L’indéniable caractère d’auteur de George Miller s’incarne aussi dans les thématiques communes qui abondent ses films. D’abord l’écologie, de Happy Feet à Trois mille ans à t’attendre , par exemple lorsque le djinn – et Alithea, cherchant à comprendre ce qu’il ressent – a le crâne parasité, sous la forme d’un bruit strident, un bourdonnement infernal figurant les ondes et la pollution intempestive du monde moderne. Plus encore, le besoin de collectif chez Miller s’incarne comme une force : on pense aux femmes qui s’unissent dans Fury Road et Les Sorcières d’Eastwick, au “every step counts” de Happy Feet 2 ou aux couples qui trouvent ensemble une force face à l’adversité, que ce soit dans Lorenzo ou dans Trois mille ans à t’attendre. Il existe chez George Miller des forces surpuissantes, plus motrices que tout. Ce sont celles de la résilience dans Fury Road, de la confiance et de l’union entre les peuples dans les deux Happy Feet, la dévotion dans Lorenzo ou encore la narration dans Trois mille ans à t’attendre. Des puissances d’agir, au-delà de la foi, au-delà de la science – d’ailleurs essentielle chez Miller – qui permettent d’entrevoir une forme de vérité, qui dessinent des suppléments d’âme, une clé jusqu’alors manquante pour être entier et heureux.
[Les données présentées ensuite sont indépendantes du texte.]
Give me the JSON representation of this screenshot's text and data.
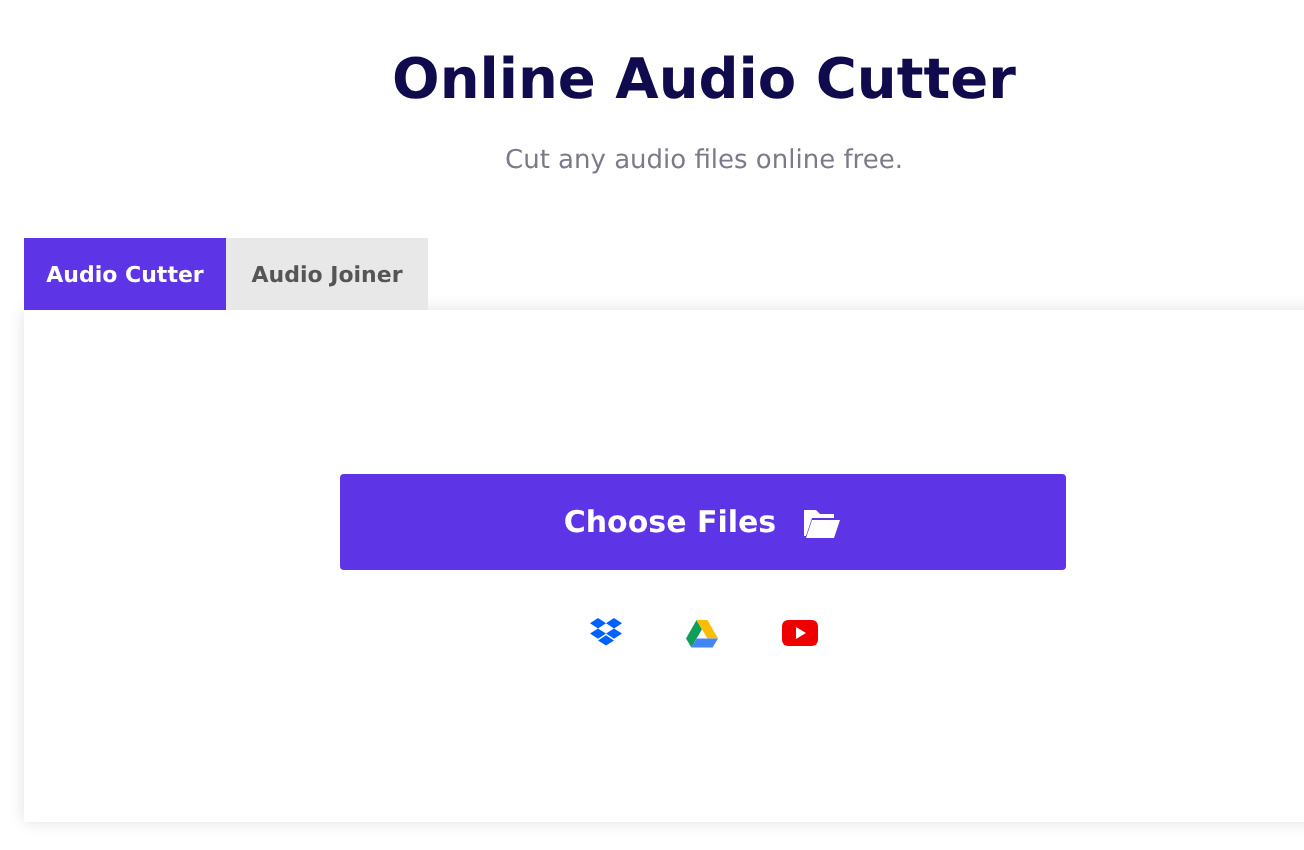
{
  "header": {
    "title": "Online Audio Cutter",
    "subtitle": "Cut any audio files online free."
  },
  "tabs": [
    {
      "label": "Audio Cutter",
      "selected": true
    },
    {
      "label": "Audio Joiner",
      "selected": false
    }
  ],
  "upload": {
    "button": "Choose Files"
  }
}
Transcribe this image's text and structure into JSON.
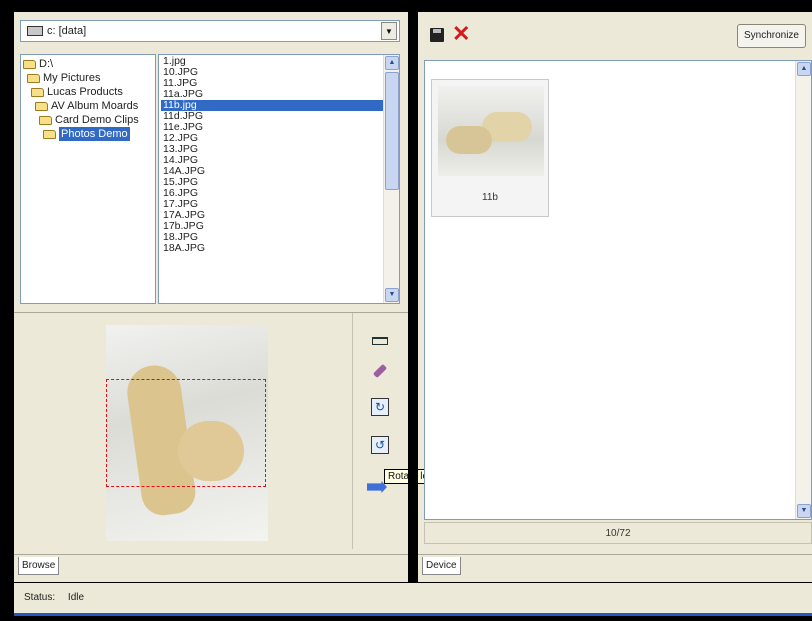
{
  "drive": {
    "label": "c: [data]"
  },
  "folder_tree": [
    {
      "label": "D:\\"
    },
    {
      "label": "My Pictures"
    },
    {
      "label": "Lucas Products"
    },
    {
      "label": "AV Album Moards"
    },
    {
      "label": "Card Demo Clips"
    },
    {
      "label": "Photos Demo",
      "selected": true
    }
  ],
  "files": [
    {
      "name": "1.jpg"
    },
    {
      "name": "10.JPG"
    },
    {
      "name": "11.JPG"
    },
    {
      "name": "11a.JPG"
    },
    {
      "name": "11b.jpg",
      "selected": true
    },
    {
      "name": "11d.JPG"
    },
    {
      "name": "11e.JPG"
    },
    {
      "name": "12.JPG"
    },
    {
      "name": "13.JPG"
    },
    {
      "name": "14.JPG"
    },
    {
      "name": "14A.JPG"
    },
    {
      "name": "15.JPG"
    },
    {
      "name": "16.JPG"
    },
    {
      "name": "17.JPG"
    },
    {
      "name": "17A.JPG"
    },
    {
      "name": "17b.JPG"
    },
    {
      "name": "18.JPG"
    },
    {
      "name": "18A.JPG"
    }
  ],
  "preview": {
    "tooltip": "Rotate left"
  },
  "left_tabs": [
    {
      "label": "Browse"
    }
  ],
  "toolbar": {
    "synchronize_label": "Synchronize"
  },
  "device": {
    "thumbnails": [
      {
        "label": "11b"
      }
    ],
    "page_counter": "10/72"
  },
  "right_tabs": [
    {
      "label": "Device"
    }
  ],
  "status": {
    "label": "Status:",
    "value": "Idle"
  },
  "colors": {
    "selection": "#316ac5",
    "delete": "#d31a1a",
    "crop": "#dd1111"
  },
  "icons": [
    "drive-icon",
    "folder-icon",
    "save-icon",
    "delete-icon",
    "crop-icon",
    "eraser-icon",
    "rotate-right-icon",
    "rotate-left-icon",
    "arrow-icon"
  ]
}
C’est un cinéma qui croit fondamentalement dans la puissance des images. Dans tous ses films, il y a un goût du symbolisme dans la composition picturale des plans, dans la profusion d’images, de costumes, de visions propres à son esprit, que l’on retrouve autant dans les raccords cosmogoniques d’Happy Feet 2, dans le ton mélodramatique de Lorenzo, dans l’univers esthétique créé avec Mad Max 2 et que dans l’univers rococo de Trois mille ans à t’attendre. Une force picturale qui rejoint toute l’idée de ce dernier, celle qu’une histoire racontée intensément peut nous aider à nous comprendre, à nous retrouver. C’est en cela que le cinéma de Miller est total, parfois proche du cartoon, il est de ceux qui transmettent généreusement leurs idées, sans limites, en cinquième vitesse. Si, par exemple, les effets visuels de Trois mille ans à t’attendre peuvent apparaître techniquement grossiers, il faut y voir l’expression d’un esprit libre, qui sans se poser la question des moyens – le film ayant un budget bien moindre que Fury Road – cherche à exprimer toutes ses idées.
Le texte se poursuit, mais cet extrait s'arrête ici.